Appropriate pharmacological and lifestyle modification are initiated to achieve a near-normal fasting plasma glucose (<6.1 mmol/L [110 to 180 mg/dL]) or near-normal HbA1C (<6.5-7%). The choice of long-term glucose-lowering agent must be based on the presence of comorbidities (eg heart failure, CKD, obesity). Glucose-lowering therapy should be considered in patients with ACS with persistent hyperglycemia while avoiding hypoglycemia episodes. Frequent monitoring of blood glucose is recommended in patients with known DM or hyperglycemia (glucose levels of ≥11.1 mmol/L [≥200 mg/dL]). Less stringent glucose control may be more appropriate in patients with more advanced CAD, older age, longer diabetes duration, and significant comorbidities.  

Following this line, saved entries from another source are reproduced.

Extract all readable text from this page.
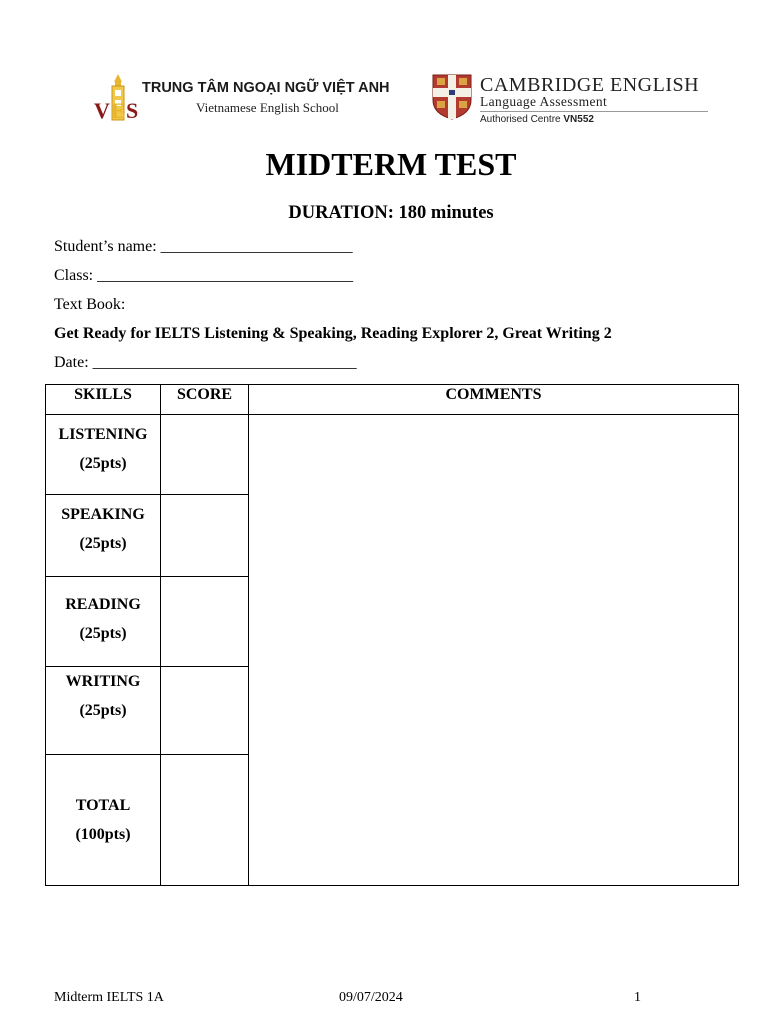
V E S
TRUNG TÂM NGOẠI NGỮ VIỆT ANH
Vietnamese English School
CAMBRIDGE ENGLISH
Language Assessment
Authorised Centre VN552
MIDTERM TEST
DURATION: 180 minutes
Student’s name: ________________________
Class: ________________________________
Text Book:
Get Ready for IELTS Listening & Speaking, Reading Explorer 2, Great Writing 2
Date: _________________________________
SKILLS	SCORE	COMMENTS

LISTENING
(25pts)		

SPEAKING
(25pts)		

READING
(25pts)		

WRITING
(25pts)		

TOTAL
(100pts)		

Midterm IELTS 1A	09/07/2024	1
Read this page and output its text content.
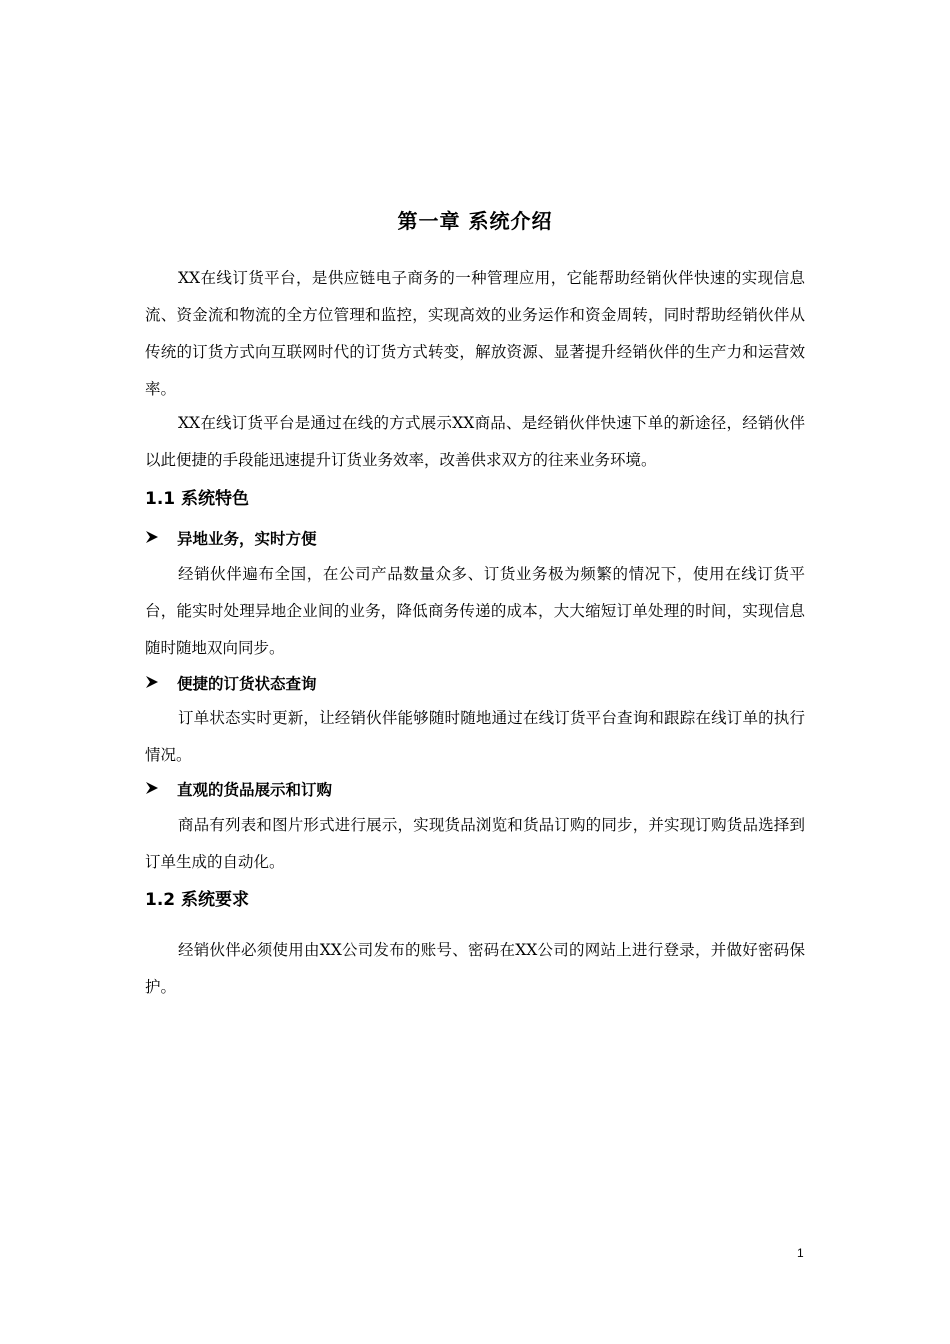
第一章 系统介绍

XX在线订货平台，是供应链电子商务的一种管理应用，它能帮助经销伙伴快速的实现信息流、资金流和物流的全方位管理和监控，实现高效的业务运作和资金周转，同时帮助经销伙伴从传统的订货方式向互联网时代的订货方式转变，解放资源、显著提升经销伙伴的生产力和运营效率。

XX在线订货平台是通过在线的方式展示XX商品、是经销伙伴快速下单的新途径，经销伙伴以此便捷的手段能迅速提升订货业务效率，改善供求双方的往来业务环境。

1.1 系统特色
异地业务，实时方便

经销伙伴遍布全国，在公司产品数量众多、订货业务极为频繁的情况下，使用在线订货平台，能实时处理异地企业间的业务，降低商务传递的成本，大大缩短订单处理的时间，实现信息随时随地双向同步。

便捷的订货状态查询

订单状态实时更新，让经销伙伴能够随时随地通过在线订货平台查询和跟踪在线订单的执行情况。

直观的货品展示和订购

商品有列表和图片形式进行展示，实现货品浏览和货品订购的同步，并实现订购货品选择到订单生成的自动化。

1.2 系统要求

经销伙伴必须使用由XX公司发布的账号、密码在XX公司的网站上进行登录，并做好密码保护。

1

Please see Diabetes Mellitus disease management chart for further information

Weight Management  

Body mass index (BMI) is calculated, and waist circumference measured as part of patient assessment every visit. The goal BMI for Asian adults is 18.5 to 22.9 kg/m2. While the BMI for Americans and European adults is 18.5 to 24.9 kg/ m2. The recommended waist circumference, which is measured horizontally at the iliac crest, is <35 inches (90 cm) for Asian men, <40 inches (102 cm) for American and European men, <31.5 inches (80 cm) for Asian women, and <35 inches (88 cm) for American and European women. The initial goal of weight loss therapy should decrease the body weight by 10% from baseline. Further reduction in weight can be attempted if indicated after further assessment. It is important to note that the risk of coronary disease and mortality is increased in obese patients. Furthermore, obesity contributes to other CAD risk factors (eg hypertension, low HDL-C, glucose intolerance, etc). The presence of abdominal obesity particularly raises CV risk. Physical activity, caloric restrictions, and behavioral programs are encouraged to have the ideal BMI.  

Increase in Physical Activity  

The minimum goal of physical activity is 30 to 60 minutes per day of aerobic physical activity, preferably everyday but at least 5 days per week, if tolerable. Risk is assessed preferably with an exercise test prior to prescribing an exercise program. Cardiac rehabilitation and secondary prevention programs with supervised exercise training are recommended for patients with multiple risk factors and those moderate- to high-risk patients. Cardiac rehabilitation programs can contribute in decreasing mortality and improving physical activity and emotional well-being of patients after MI.  

Diet Modification  

A diet low in saturated fat, low in salt, high in polyunsaturated fat, and high in fresh fruits and vegetables may assist in preventing recurrent CV events. If one is attempting to lower cholesterol with diet modification, please see Dyslipidemia disease management chart for more specific recommendations.